Two mornings with metal taste in my mouth and nausea before five. I’m tired in a way that sits in my bones past the point where sleep should have fixed it by now.
“Live-streamed engagement party,” I say, because I need something out loud that won’t make me worry enough to call my doctor who’ll just tell me that I should take a break for once, and I’d have to tell her that I literally can’t afford to.
“Celeste will have a plan,” Reed says.
“Celeste always has a plan.” I pick up my bag from the chair. “I need to get to the bakery.”
He looks at the untouched mug, then at my face. He opens his mouth.
“Don’t,” I say. “I’ve drank too much coffee already. I’m fine.”
He closes his mouth, sets his mug down, and straightens up from the counter.
“Reed,” I say.
He stops.
“The investigation,” I say. “Don’t do it again.”

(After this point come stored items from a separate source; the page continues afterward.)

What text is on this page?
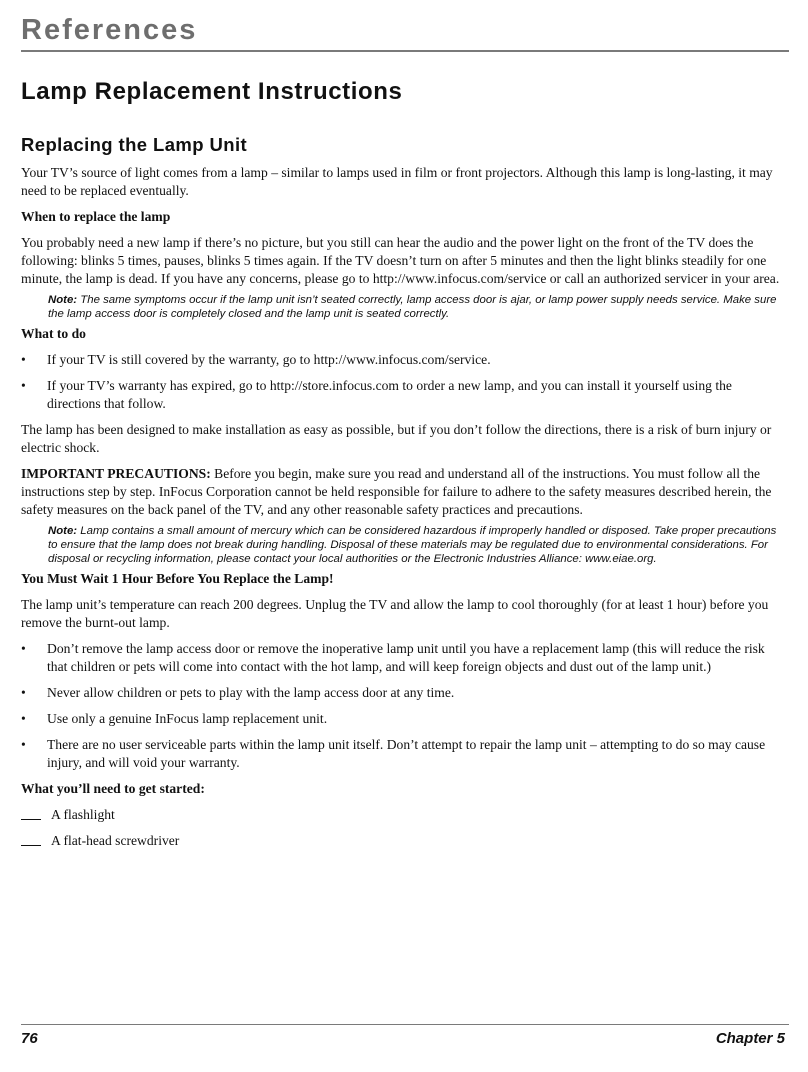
References
Lamp Replacement Instructions
Replacing the Lamp Unit

Your TV’s source of light comes from a lamp – similar to lamps used in film or front projectors. Although this lamp is long-lasting, it may need to be replaced eventually.

When to replace the lamp

You probably need a new lamp if there’s no picture, but you still can hear the audio and the power light on the front of the TV does the following: blinks 5 times, pauses, blinks 5 times again. If the TV doesn’t turn on after 5 minutes and then the light blinks steadily for one minute, the lamp is dead. If you have any concerns, please go to http://www.infocus.com/service or call an authorized servicer in your area.

Note: The same symptoms occur if the lamp unit isn’t seated correctly, lamp access door is ajar, or lamp power supply needs service. Make sure the lamp access door is completely closed and the lamp unit is seated correctly.
What to do
• If your TV is still covered by the warranty, go to http://www.infocus.com/service.
• If your TV’s warranty has expired, go to http://store.infocus.com to order a new lamp, and you can install it yourself using the directions that follow.

The lamp has been designed to make installation as easy as possible, but if you don’t follow the directions, there is a risk of burn injury or electric shock.

IMPORTANT PRECAUTIONS: Before you begin, make sure you read and understand all of the instructions. You must follow all the instructions step by step. InFocus Corporation cannot be held responsible for failure to adhere to the safety measures described herein, the safety measures on the back panel of the TV, and any other reasonable safety practices and precautions.

Note: Lamp contains a small amount of mercury which can be considered hazardous if improperly handled or disposed. Take proper precautions to ensure that the lamp does not break during handling. Disposal of these materials may be regulated due to environmental considerations. For disposal or recycling information, please contact your local authorities or the Electronic Industries Alliance: www.eiae.org.
You Must Wait 1 Hour Before You Replace the Lamp!

The lamp unit’s temperature can reach 200 degrees. Unplug the TV and allow the lamp to cool thoroughly (for at least 1 hour) before you remove the burnt-out lamp.

• Don’t remove the lamp access door or remove the inoperative lamp unit until you have a replacement lamp (this will reduce the risk that children or pets will come into contact with the hot lamp, and will keep foreign objects and dust out of the lamp unit.)
• Never allow children or pets to play with the lamp access door at any time.
• Use only a genuine InFocus lamp replacement unit.
• There are no user serviceable parts within the lamp unit itself. Don’t attempt to repair the lamp unit – attempting to do so may cause injury, and will void your warranty.
What you’ll need to get started:
A flashlight
A flat-head screwdriver
76	Chapter 5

“I won’t,” he says, and sounds like he means it.
I pick up my keys. He stays at the counter and watches me go. I feel his eyes on my back all the way to the door.
The hallway is quiet. The elevator takes thirty seconds and I count every one of them. In the lobby the doorman nods and I nod back then push through the glass door into the dark street.
I pull out my phone before I’ve hit the sidewalk. Juno picks up on the second ring because she’s always awake at this hour, the tattoo studio doesn’t open until ten but she’s been a five in the morning person since before I met her.
“Tell me something good,” she says, instead of hello.
“They want to throw us an engagement party,” I say. “Live-streamed.”
“Mia,” she breathes.
“I know,” I say.
“Live-streamed,” she repeats.
“Forty minutes, one camera, controlled guest list.” I start walking. “Celeste says it needs to be real.”
“How real is it?” Juno asks, and she’s not talking about the party. We both know she’s not talking about the party.
I walk half a block before I answer.
“I don’t know,” I say, which is the second time I’ve said that this morning and meant something completely different both times.